Extrait : Mademoiselle Solitude

Auteur : Bill Pronzini
Editeur : Gallimard

Mademoiselle Solitude

Mademoiselle Solitude.
C'était le nom qu'il lui avait donné, l'idée qu'il se faisait d'elle depuis le début. Mais c'était plus qu'un simple nom car elle était bien plus qu'une femme seule. Elle était la personne la plus triste, la plus solitaire qu'il avait jamais rencontrée : elle était la solitude incarnée, la mélancolie même.
Il connaissait la solitude : chaque nuit il dormait avec elle et chaque jour elle l'accompagnait, profondément accrochée à lui, comme une tique sur un cerf. Il l'avait vue sur un millier de visages autres que le sien, mais jamais aussi nue que sur son visage à elle. L'essence de sa solitude, c'était en partie la peine, le genre de peine qui pèse sur l'âme sans jamais laisser de répit, sans jamais s'en aller. Et une autre partie était... le chagrin et la perte ? la désillusion ? la vacuité ? le manque ? Il ne pouvait en être sûr car il n'avait pas pu devenir assez proche d'elle pour en juger. Elle était comme une femme dans une cage de verre - on pouvait se faire d'elle une image plus ou moins nette, mais on ne pouvait pas l'atteindre.

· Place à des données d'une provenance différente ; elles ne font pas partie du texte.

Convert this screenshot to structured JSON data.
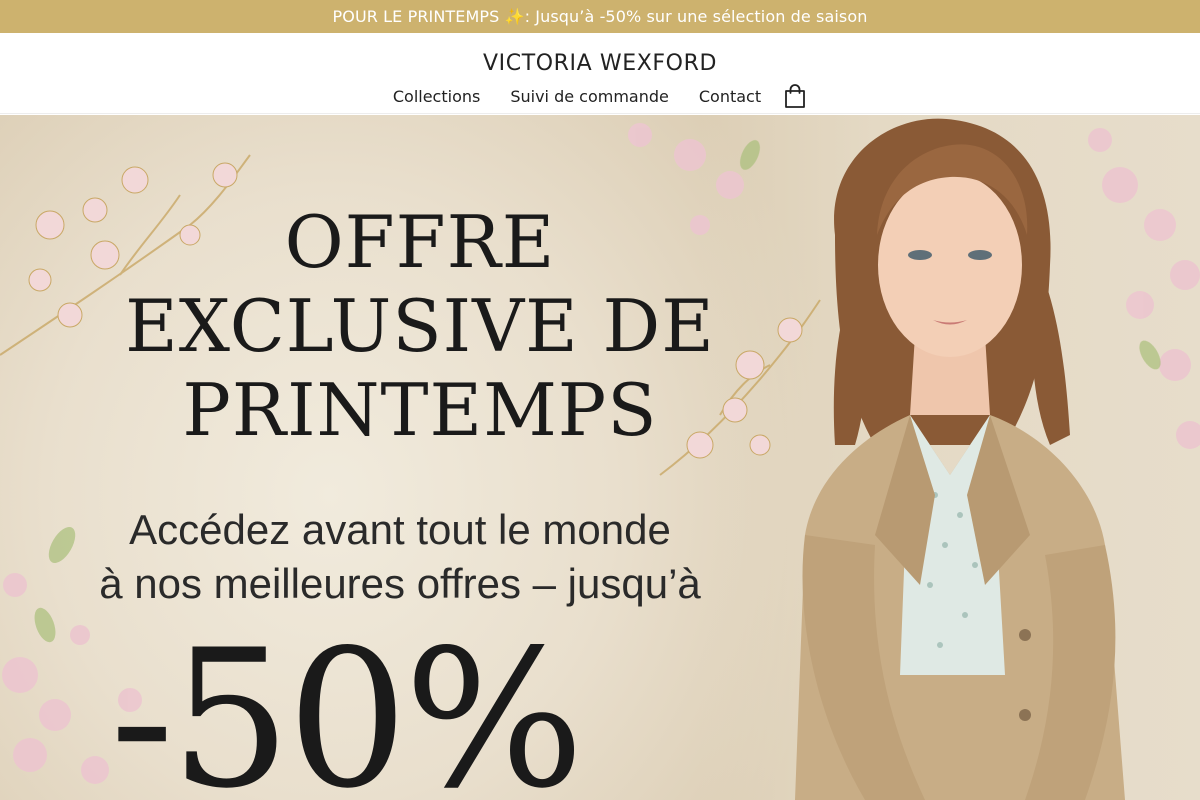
{
  "announcement": {
    "text": "POUR LE PRINTEMPS ✨: Jusqu’à -50% sur une sélection de saison"
  },
  "header": {
    "brand": "VICTORIA WEXFORD",
    "nav": [
      {
        "label": "Collections"
      },
      {
        "label": "Suivi de commande"
      },
      {
        "label": "Contact"
      }
    ],
    "cart_icon": "shopping-bag-icon"
  },
  "hero": {
    "title": "OFFRE\nEXCLUSIVE DE\nPRINTEMPS",
    "subtitle": "Accédez avant tout le monde\nà nos meilleures offres – jusqu’à",
    "discount": "-50%"
  },
  "colors": {
    "announcement_bg": "#cdb26e",
    "announcement_text": "#ffffff",
    "text_dark": "#222222",
    "trench_coat": "#c8ad86"
  }
}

La solitude incarnée, la mélancolie même. S'il avait vécu dans les années 1930 et s'il avait eu le talent de Jelly Roll Morton, de Duke Ellington ou d'un autre de ces géants du jazz, il aurait écrit une ballade à son sujet. Et il l'aurait appelée «Mademoiselle Solitude».

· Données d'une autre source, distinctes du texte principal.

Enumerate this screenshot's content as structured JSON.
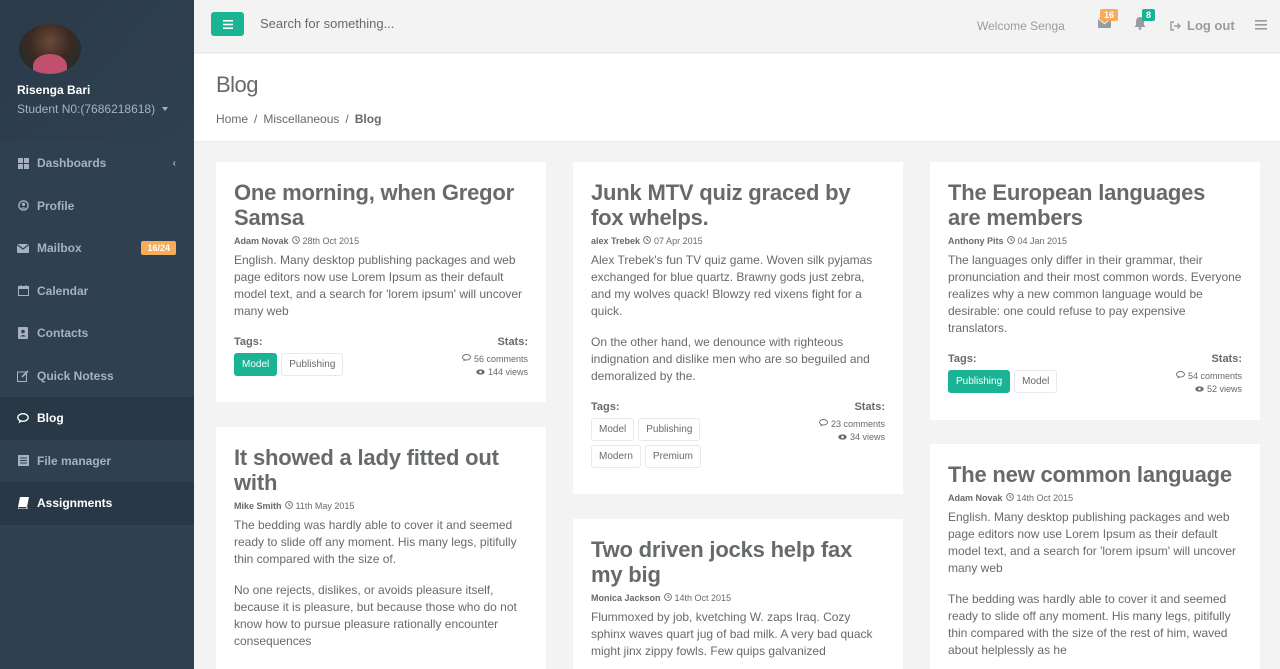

Depuis combien de temps fréquentait-elle le Café Harmony ? Pas longtemps, de cela il était sûr. Il leva les yeux de son dîner un soir du début juin et elle était là, seule dans un box voisin. La solitude nue qu'elle dégageait lui donna d'abord un choc. Il fut incapable de détacher ses yeux de la femme. Elle ne le remarqua pas ; elle ne voyait rien de ce qui l'entourait, ce soir-là ni aucun autre soir. Elle venait, elle mangeait, elle partait. Mais elle n'était jamais vraiment là, dans un café en présence d'autres gens. Elle était quelque part ailleurs - un endroit lugubre qui n'appartenait qu'à elle.

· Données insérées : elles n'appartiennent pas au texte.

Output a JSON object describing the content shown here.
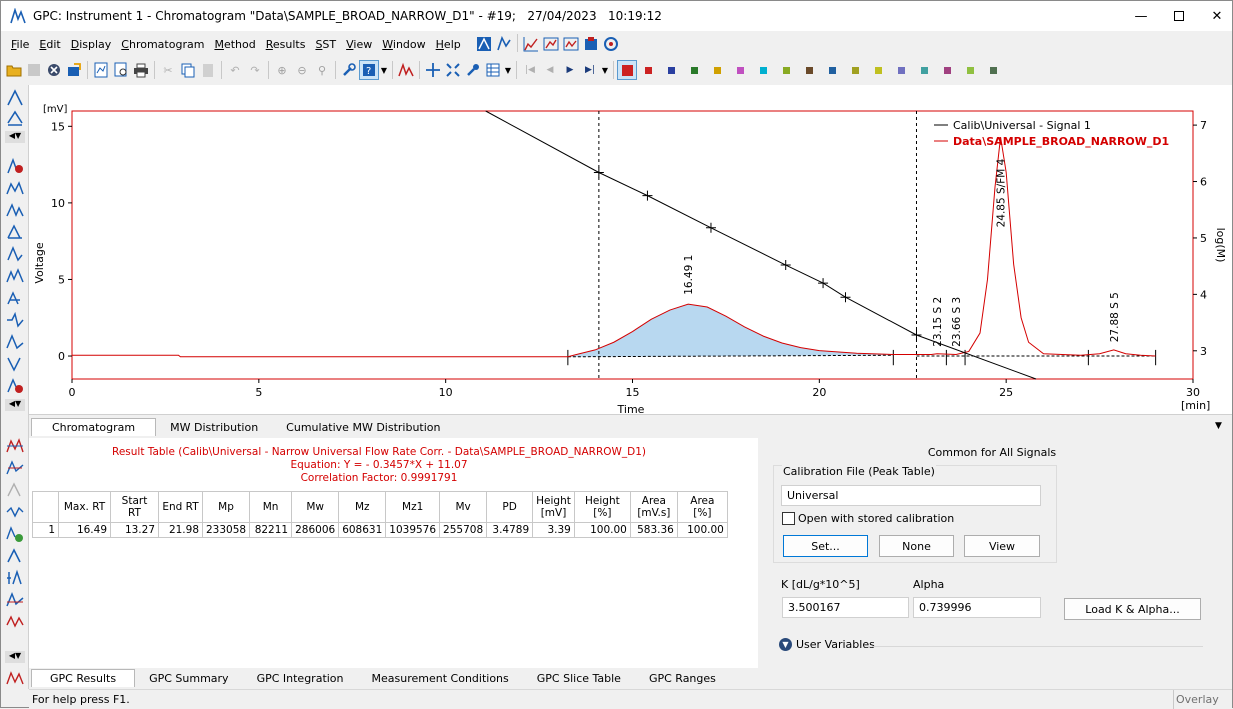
{
  "window": {
    "title": "GPC: Instrument 1 - Chromatogram \"Data\\SAMPLE_BROAD_NARROW_D1\" - #19;   27/04/2023   10:19:12"
  },
  "menu": [
    {
      "label": "File",
      "u": "F"
    },
    {
      "label": "Edit",
      "u": "E"
    },
    {
      "label": "Display",
      "u": "D"
    },
    {
      "label": "Chromatogram",
      "u": "C"
    },
    {
      "label": "Method",
      "u": "M"
    },
    {
      "label": "Results",
      "u": "R"
    },
    {
      "label": "SST",
      "u": "S"
    },
    {
      "label": "View",
      "u": "V"
    },
    {
      "label": "Window",
      "u": "W"
    },
    {
      "label": "Help",
      "u": "H"
    }
  ],
  "colors": {
    "signal_red": "#d40000",
    "accent_blue": "#1a5fb4",
    "fill_blue": "#b8d8f0",
    "result_red": "#d40000",
    "palette": [
      "#cc2222",
      "#2a3fa0",
      "#2a7a2a",
      "#d0a000",
      "#c050c0",
      "#00b0d0",
      "#88aa22",
      "#6a4a2a",
      "#2060a0",
      "#a0a020",
      "#c0c020",
      "#7070c0",
      "#40a0a0",
      "#a04080",
      "#90c040",
      "#507050"
    ]
  },
  "chart": {
    "y_left_unit": "[mV]",
    "y_left_label": "Voltage",
    "y_right_label": "log(M)",
    "x_label": "Time",
    "x_unit": "[min]",
    "x_ticks": [
      "0",
      "5",
      "10",
      "15",
      "20",
      "25",
      "30"
    ],
    "y_ticks": [
      "0",
      "5",
      "10",
      "15"
    ],
    "y2_ticks": [
      "3",
      "4",
      "5",
      "6",
      "7"
    ],
    "legend": [
      "Calib\\Universal - Signal 1",
      "Data\\SAMPLE_BROAD_NARROW_D1"
    ],
    "peak_labels": [
      {
        "rt": "16.49",
        "name": "1"
      },
      {
        "rt": "23.15",
        "name": "S 2"
      },
      {
        "rt": "23.66",
        "name": "S 3"
      },
      {
        "rt": "24.85",
        "name": "S/FM 4"
      },
      {
        "rt": "27.88",
        "name": "S 5"
      }
    ]
  },
  "chart_data": {
    "type": "line",
    "xlim": [
      0,
      30
    ],
    "ylim": [
      -1.5,
      16
    ],
    "y2lim": [
      2.5,
      7.25
    ],
    "series": [
      {
        "name": "Calib\\Universal - Signal 1",
        "axis": "right",
        "x": [
          11.07,
          14.1,
          15.4,
          17.1,
          19.1,
          20.1,
          20.7,
          22.6,
          25.8
        ],
        "y": [
          7.25,
          6.16,
          5.75,
          5.18,
          4.52,
          4.2,
          3.95,
          3.28,
          2.5
        ]
      },
      {
        "name": "Data\\SAMPLE_BROAD_NARROW_D1",
        "axis": "left",
        "x": [
          0,
          2.85,
          2.9,
          13.27,
          13.5,
          14.0,
          14.5,
          15.0,
          15.5,
          16.0,
          16.49,
          17.0,
          17.5,
          18.0,
          18.5,
          19.0,
          19.5,
          20.0,
          21.0,
          21.98,
          23.0,
          23.15,
          23.66,
          24.0,
          24.3,
          24.5,
          24.7,
          24.85,
          25.0,
          25.2,
          25.4,
          25.6,
          26.0,
          27.0,
          27.5,
          27.88,
          28.2,
          28.6,
          29.0
        ],
        "y": [
          0.05,
          0.05,
          -0.05,
          -0.05,
          0.1,
          0.4,
          0.9,
          1.6,
          2.4,
          3.0,
          3.39,
          3.2,
          2.6,
          1.9,
          1.3,
          0.85,
          0.55,
          0.35,
          0.18,
          0.1,
          0.1,
          0.15,
          0.1,
          0.3,
          1.5,
          5.0,
          11.0,
          14.3,
          12.0,
          6.0,
          2.5,
          0.9,
          0.15,
          0.05,
          0.15,
          0.4,
          0.15,
          0.05,
          0.0
        ]
      }
    ],
    "markers_x": [
      14.1,
      15.4,
      17.1,
      19.1,
      20.1,
      20.7,
      22.6
    ],
    "dashed_vlines": [
      14.1,
      22.6
    ]
  },
  "tabs_top": [
    "Chromatogram",
    "MW Distribution",
    "Cumulative MW Distribution"
  ],
  "result": {
    "line1": "Result Table (Calib\\Universal - Narrow Universal Flow Rate Corr. - Data\\SAMPLE_BROAD_NARROW_D1)",
    "line2": "Equation: Y =  - 0.3457*X + 11.07",
    "line3": "Correlation Factor: 0.9991791",
    "headers": [
      "",
      "Max. RT",
      "Start RT",
      "End RT",
      "Mp",
      "Mn",
      "Mw",
      "Mz",
      "Mz1",
      "Mv",
      "PD",
      "Height [mV]",
      "Height [%]",
      "Area [mV.s]",
      "Area [%]"
    ],
    "rows": [
      [
        "1",
        "16.49",
        "13.27",
        "21.98",
        "233058",
        "82211",
        "286006",
        "608631",
        "1039576",
        "255708",
        "3.4789",
        "3.39",
        "100.00",
        "583.36",
        "100.00"
      ]
    ]
  },
  "calib": {
    "title": "Common for All Signals",
    "group": "Calibration File (Peak Table)",
    "file": "Universal",
    "open_stored": "Open with stored calibration",
    "set_btn": "Set...",
    "none_btn": "None",
    "view_btn": "View",
    "k_label": "K [dL/g*10^5]",
    "alpha_label": "Alpha",
    "k_value": "3.500167",
    "alpha_value": "0.739996",
    "load_btn": "Load K & Alpha...",
    "user_vars": "User Variables"
  },
  "tabs_bottom": [
    "GPC Results",
    "GPC Summary",
    "GPC Integration",
    "Measurement Conditions",
    "GPC Slice Table",
    "GPC Ranges"
  ],
  "status": {
    "help": "For help press F1.",
    "mode": "Overlay"
  }
}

Il la revit à l'Harmony la fois suivante où il vint y dîner, puis encore la suivante. Holly, une des serveuses, lui dit qu'elle était là chaque soir, entre 18 h 30 et 19 heures. Holly ne savait pas qui elle était, où elle vivait ni d'où elle venait. Personne ne la connaissait.
D'ordinaire, il dînait à l'Harmony deux ou trois soirs par semaine, non parce que la nourriture y était particulièrement bonne mais parce que le café était situé juste au bord de Tara-val, à deux pâtés de maisons seulement de son appartement. La femme le poussa à changer ses habitudes ; il se mit à fréquenter le café aussi souvent qu'elle, et aux mêmes horaires. Elle le fascinait et le perturbait. Il ne savait pas vraiment pourquoi. Il n'avait jamais été attiré par les femmes solitaires ; elles partageaient trop souvent les mêmes problèmes et les mêmes angoisses que lui; les rares femmes avec qui il était sorti depuis Doris avaient été d'un genre radicalement opposé - des extraverties débordantes de vie et d'énergie qui lui avaient permis, ne serait-ce que pour de brèves périodes, de se sentir lui-même pleinement vivant. Il ne s'agissait pas non plus d'une attirance physique. Même au regard de ses critères peu exigeants, ce n'était pas une jolie femme. Trop maigre, trop pâle, même si sa peau avait un aspect tanné qui révélait des années passées au grand air; des cheveux blond cendré sans éclat qu'elle coupait apparemment elle-même, à la va-vite; des lèvres fines comme une estafilade au rasoir, qu'elle ne maquillait pas ; de grands yeux gris pâle qui auraient pu être son trait le plus charmant, n'était-ce la peine qu'on y lisait et la manière dont ils restaient obstinément fixes, vides et inexpressifs, comme les yeux d'un moribond. Non, ce n'était pas de l'attirance, mais plutôt une sorte de fascination incrédule. Personne ne naît aussi blessé, aussi solitaire et mélancolique. Il avait dû lui arriver quelque chose pour qu'elle en soit là. Quelque chose de si terrible qu'il ne pouvait même pas imaginer de quoi il pouvait bien s'agir.